BRUSSELS - The North Atlantic Treaty Organisation (NATO) on Tuesday suspended ties with Russia until Moscow withdraws its forces from Georgia, and the United States warned that Russia would not be allowed to re-establish Soviet-era borders.

There were signs of hostilities abating with Russian troops slowly withdrawing from undisputed parts of Georgia, but the 26-member NATO alliance strongly urged Russia to "take immediate action to withdraw its troops from the area."

"The NATO-Russia Council meetings would be placed on hold until Russia adhered to the ceasefire, and the future of our relations will depend on the concrete actions Russia will take to abide by the peace plan," NATO Secretary General Jaap de Hoop Scheffer said at a press conference.

"We are not closing doors. ... But we cannot continue with business as usual, ... as long as Russia does not commit to the principles upon which we agreed to base our relationship."

US Secretary of State Condoleezza Rice said in a statement from the emergency meeting of NATO foreign ministers that the military alliance was "not going to permit a new line to be drawn in Europe".

"It's time for the Russian president to keep his word to withdraw back to the status quo ante of August 6-7," before fighting broke out in the Georgian breakaway region of South Ossetia, Rice said.
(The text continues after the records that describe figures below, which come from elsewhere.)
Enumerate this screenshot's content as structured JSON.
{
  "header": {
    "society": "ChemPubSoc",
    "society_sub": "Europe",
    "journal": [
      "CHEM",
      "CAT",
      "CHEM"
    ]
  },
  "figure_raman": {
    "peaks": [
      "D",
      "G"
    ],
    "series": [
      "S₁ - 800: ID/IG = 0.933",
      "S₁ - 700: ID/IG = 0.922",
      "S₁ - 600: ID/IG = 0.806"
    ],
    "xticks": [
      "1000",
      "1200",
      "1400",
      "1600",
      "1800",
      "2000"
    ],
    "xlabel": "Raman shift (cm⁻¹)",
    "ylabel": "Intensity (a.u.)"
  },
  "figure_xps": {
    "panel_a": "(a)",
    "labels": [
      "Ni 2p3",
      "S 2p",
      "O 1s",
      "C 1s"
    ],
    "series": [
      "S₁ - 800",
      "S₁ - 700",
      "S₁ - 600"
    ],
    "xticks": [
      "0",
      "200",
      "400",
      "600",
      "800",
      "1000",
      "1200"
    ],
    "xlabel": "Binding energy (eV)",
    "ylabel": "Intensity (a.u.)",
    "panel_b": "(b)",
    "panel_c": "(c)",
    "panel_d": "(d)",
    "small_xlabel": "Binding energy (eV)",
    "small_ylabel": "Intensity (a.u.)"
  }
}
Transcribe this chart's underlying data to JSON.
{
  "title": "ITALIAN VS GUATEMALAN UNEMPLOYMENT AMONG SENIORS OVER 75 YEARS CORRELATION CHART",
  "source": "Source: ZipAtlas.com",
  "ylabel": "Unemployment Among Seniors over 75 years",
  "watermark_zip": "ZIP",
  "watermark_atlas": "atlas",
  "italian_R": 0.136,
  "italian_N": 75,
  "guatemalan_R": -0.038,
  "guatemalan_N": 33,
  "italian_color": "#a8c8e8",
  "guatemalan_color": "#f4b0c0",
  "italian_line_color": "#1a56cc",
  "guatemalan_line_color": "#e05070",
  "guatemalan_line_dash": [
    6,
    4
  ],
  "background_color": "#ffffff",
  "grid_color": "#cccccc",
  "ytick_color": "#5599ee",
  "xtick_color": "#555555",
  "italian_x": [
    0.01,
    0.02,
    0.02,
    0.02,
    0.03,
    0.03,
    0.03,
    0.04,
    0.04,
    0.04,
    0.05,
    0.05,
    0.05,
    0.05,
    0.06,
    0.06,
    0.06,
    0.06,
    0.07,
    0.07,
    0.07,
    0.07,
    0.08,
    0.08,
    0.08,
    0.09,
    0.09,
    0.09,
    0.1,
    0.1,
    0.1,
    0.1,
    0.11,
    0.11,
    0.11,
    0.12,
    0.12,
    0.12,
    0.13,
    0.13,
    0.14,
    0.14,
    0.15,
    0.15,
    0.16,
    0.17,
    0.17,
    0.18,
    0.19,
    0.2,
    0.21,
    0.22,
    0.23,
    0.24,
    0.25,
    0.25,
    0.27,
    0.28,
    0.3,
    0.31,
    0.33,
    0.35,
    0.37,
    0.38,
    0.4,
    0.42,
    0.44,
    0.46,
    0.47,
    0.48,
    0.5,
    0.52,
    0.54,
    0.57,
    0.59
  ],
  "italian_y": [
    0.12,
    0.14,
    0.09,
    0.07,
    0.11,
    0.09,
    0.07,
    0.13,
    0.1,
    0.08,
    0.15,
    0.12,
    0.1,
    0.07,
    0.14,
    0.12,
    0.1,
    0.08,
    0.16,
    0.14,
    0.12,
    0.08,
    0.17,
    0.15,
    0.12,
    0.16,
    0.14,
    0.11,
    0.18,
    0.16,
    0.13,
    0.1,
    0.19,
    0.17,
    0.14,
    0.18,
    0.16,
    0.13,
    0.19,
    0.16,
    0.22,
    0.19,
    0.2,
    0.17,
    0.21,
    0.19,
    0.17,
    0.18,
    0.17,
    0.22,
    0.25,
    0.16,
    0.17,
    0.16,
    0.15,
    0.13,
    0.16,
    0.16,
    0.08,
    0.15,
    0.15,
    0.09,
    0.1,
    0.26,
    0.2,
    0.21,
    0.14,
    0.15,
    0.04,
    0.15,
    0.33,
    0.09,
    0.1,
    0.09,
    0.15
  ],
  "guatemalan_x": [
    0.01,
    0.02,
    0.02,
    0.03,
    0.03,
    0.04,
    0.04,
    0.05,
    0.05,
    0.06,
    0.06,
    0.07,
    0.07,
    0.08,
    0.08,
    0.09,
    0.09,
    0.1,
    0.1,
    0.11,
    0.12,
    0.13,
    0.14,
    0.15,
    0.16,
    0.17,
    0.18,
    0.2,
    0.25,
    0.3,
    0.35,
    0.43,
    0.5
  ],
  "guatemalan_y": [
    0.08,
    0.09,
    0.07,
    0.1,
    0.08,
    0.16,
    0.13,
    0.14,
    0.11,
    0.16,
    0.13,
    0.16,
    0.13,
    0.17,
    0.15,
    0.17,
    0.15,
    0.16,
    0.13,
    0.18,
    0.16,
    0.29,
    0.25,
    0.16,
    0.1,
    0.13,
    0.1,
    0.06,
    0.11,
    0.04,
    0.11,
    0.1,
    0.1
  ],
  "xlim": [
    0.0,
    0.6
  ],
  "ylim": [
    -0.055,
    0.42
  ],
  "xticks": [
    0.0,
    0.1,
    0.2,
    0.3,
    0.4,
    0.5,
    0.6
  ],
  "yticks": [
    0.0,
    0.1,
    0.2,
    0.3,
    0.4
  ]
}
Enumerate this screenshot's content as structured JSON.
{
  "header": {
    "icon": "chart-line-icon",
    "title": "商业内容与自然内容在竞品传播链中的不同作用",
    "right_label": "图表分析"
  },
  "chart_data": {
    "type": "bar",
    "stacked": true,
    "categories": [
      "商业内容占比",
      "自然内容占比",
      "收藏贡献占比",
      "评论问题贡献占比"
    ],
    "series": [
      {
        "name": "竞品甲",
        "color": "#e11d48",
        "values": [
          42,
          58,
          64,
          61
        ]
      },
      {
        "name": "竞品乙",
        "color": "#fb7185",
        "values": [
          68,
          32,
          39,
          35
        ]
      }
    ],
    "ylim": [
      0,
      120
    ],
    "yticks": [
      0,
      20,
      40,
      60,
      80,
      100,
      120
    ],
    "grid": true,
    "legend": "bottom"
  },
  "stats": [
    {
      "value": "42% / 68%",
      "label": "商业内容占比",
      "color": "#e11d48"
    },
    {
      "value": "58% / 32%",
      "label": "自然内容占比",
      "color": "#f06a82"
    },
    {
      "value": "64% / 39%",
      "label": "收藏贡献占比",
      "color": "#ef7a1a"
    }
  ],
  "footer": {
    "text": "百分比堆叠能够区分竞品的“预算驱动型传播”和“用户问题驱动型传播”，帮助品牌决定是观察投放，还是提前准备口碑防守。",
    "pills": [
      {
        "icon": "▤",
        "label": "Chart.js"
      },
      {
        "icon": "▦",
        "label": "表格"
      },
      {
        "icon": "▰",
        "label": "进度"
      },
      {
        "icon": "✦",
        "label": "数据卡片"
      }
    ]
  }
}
By Tuesday evening, Russian President Dmitry Medvedev promised that the withdrawal of his troops would be complete by Friday, with the exception of 500 troops as a security measure for the local population. Medvedev had first promised a withdrawal more than one week ago.

NATO decided to create a new commission for dialogue with membership-hopeful Georgia.

While welcoming the move, Georgia's Deputy Prime Minister Giorgi Baramidze said that the NATO decision on Russia could not be an "isolated" statement and must mark the beginning of a political process within the alliance to make it clear to Moscow there will be a price to be paid for the invasion.

The UN Security Council in New York for the first time drew up a draft resolution to demand "full and immediate" compliance with the agreed ceasefire in the Caucasus conflict.

Defending its slow withdrawal, the Russian military said it was proceeding cautiously to avoid creating a power vacuum that could lead to further violence in northern Georgia.

"We clearly state that we will fulfil our obligations agreed to in the six-point plan, but we shall do so at a tempo dictated by conditions on the ground," Deputy Chief of Staff Anatoly Nogovytsyn said.

In a conciliatory step, Russia agreed to the stationing of 20 military observers from the Organisation for Security and Cooperation in Europe (OSCE) to be deployed immediately to an area adjacent to South Ossetia.

After all the warnings, threats and promises, at the end of Tuesday, Russian troops remained fully in control of enclaves in the undisputed Georgian cities of Gori and Poti, with forward troops continuing to improve their positions.

Russian forces were permitting Georgian civilian vehicles and foot traffic along most but not all roads in their sectors of control, and were searching travellers for weapons.

Moscow released a list of Georgian military equipment captured in the conflict, including 65 tanks, more than 30 other armoured vehicles, Osa anti-aircraft systems, Czech-built self-propelled Howitzers and more than 2,000 rifles and machine guns.

"We will not give any of it back," said Ivan Konashekov, a Kremlin spokesman. "We will use it ourselves or destroy it."

Belgium’s stand
Belgium was one of the countries taking a more moderate stand at the meeting. Foreign Minister Karel De Gucht (Flemish liberal) said before the meeting that he wanted to keep communication channels with Russia open.